O nome artístico de Ana Faria Fainguelernt chama a atenção, mas, escutando o seu terceiro disco, lançado em outubro de 2023, o que surpreende é o apuro da instrumentação e a originalidade das composições. Aos 26 anos, a cantora carioca vive a juventude no corpo de uma pessoa não binária. A identidade de gênero não significa nada em alguns momentos do repertório de Me chama de gata que eu sou sua, mas, em outros, confere à cantora um tipo de romantismo raro no cancioneiro brasileiro. Na música Camelo azul, por exemplo, Ana canta para a amante: “Seu cheiro me lembra o meu lado feminino, mas hoje sou menino.” É doce e novo.
Filha de uma psicóloga com um artista plástico, Fainguelernt começou a estudar música aos 6 anos. Aos 10, foi admitida na Escola de Música Villa-Lobos, no Rio. Conheceu jovens instrumentistas como Sérgio Machado e Alberto Continentino, que tocam para Gilberto Gil e Caetano Veloso. Tanto Machado como Continentino participaram do disco mais recente, e as orquestrações de cordas foram feitas por Dora Morelenbaum, filha de Jaques Morelenbaum e membro da banda Bala Desejo (cujo disco de estreia contou com a coprodução de Ana Frango Elétrico).
Quando se arriscam a fazer música, os descendentes da elite cultural do Rio costumam pecar na repetição excessiva das fórmulas que deram certo com seus antecessores. Não é o caso de Ana Frango Elétrico nesse disco. O êxito do álbum, claro, também é resultado dos privilégios de sua autora, mas indica um caminho mais engenhoso e refinado para o pop do país. É um bom exemplo a ser seguido pelos nepo babies da nova geração.
Confira o portfólio sobre futebol do artista paulistano Midi, publicado na edição de março da piauí. Em algumas obras, Midi pinta um lance da partida, com as figuras dos jogadores se destacando sobre um fundo em tons de verde que flerta com a abstração.
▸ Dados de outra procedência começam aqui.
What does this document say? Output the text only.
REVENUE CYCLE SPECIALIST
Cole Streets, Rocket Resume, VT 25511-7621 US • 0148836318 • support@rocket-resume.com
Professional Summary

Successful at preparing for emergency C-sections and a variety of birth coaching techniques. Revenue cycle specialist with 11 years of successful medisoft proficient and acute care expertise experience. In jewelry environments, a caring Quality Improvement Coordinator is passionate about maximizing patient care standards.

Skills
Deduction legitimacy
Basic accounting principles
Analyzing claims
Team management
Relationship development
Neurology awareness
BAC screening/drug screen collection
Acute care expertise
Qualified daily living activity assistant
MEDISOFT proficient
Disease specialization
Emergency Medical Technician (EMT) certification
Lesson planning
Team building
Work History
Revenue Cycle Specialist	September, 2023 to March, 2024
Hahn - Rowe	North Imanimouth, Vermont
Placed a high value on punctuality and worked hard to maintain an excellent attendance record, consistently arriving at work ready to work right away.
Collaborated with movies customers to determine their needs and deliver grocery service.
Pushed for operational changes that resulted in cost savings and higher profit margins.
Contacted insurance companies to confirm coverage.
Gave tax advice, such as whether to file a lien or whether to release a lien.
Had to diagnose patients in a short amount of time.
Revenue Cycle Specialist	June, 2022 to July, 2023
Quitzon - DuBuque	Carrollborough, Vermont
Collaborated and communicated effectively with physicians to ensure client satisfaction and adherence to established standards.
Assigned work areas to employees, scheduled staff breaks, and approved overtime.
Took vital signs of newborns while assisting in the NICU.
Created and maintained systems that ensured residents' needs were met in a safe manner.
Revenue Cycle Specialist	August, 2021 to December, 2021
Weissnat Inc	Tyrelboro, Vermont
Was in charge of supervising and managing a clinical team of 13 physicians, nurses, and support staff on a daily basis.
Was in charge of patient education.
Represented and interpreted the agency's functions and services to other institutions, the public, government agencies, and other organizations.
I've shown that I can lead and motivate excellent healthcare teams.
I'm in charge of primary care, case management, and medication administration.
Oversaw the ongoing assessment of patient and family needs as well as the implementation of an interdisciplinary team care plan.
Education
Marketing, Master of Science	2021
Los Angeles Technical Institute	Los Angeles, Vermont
Em outras, trabalha de maneira bem-humorada com jargões do futebol, como “banheira”. “São como anedotas”, diz Midi. O artista, que torce para o Flamengo, se aproxima do futebol pela ótica de sua geração, cuja experiência desse esporte se dá em múltiplas telas – da tevê ao videogame.
Vínculo, conto publicado na edição de março da piauí, narra um encontro entre um médico e uma paciente enigmática à beira da morte, que se diz vidente. Da forma que inicialmente se apresenta, a história sugere um dilema moral clássico, talvez já exaurido pela frequência com que aparece no gênero breve do conto. Mas o autor Quito Ribeiro rapidamente deixa a trama mais complexa, trazendo uma terceira personagem para a narrativa e expondo seu protagonista meio hesitante a reflexões com as quais não está acostumado. Agnosticismo, laços familiares, a dificuldade de separar nossas projeções do que é realidade: tudo isso é tocado em apenas três páginas. “Não é todo dia que se acorda querendo saber de si mesmo de uma maneira muito clara a ponto de se perguntar: como estou?” O narrador – que oscila entre se orgulhar de sua vocação e reconhecer quão pífias suas aspirações às vezes parecem – é forçado a contemplar a pergunta, ainda que respondê-la esteja necessariamente fora de seu alcance.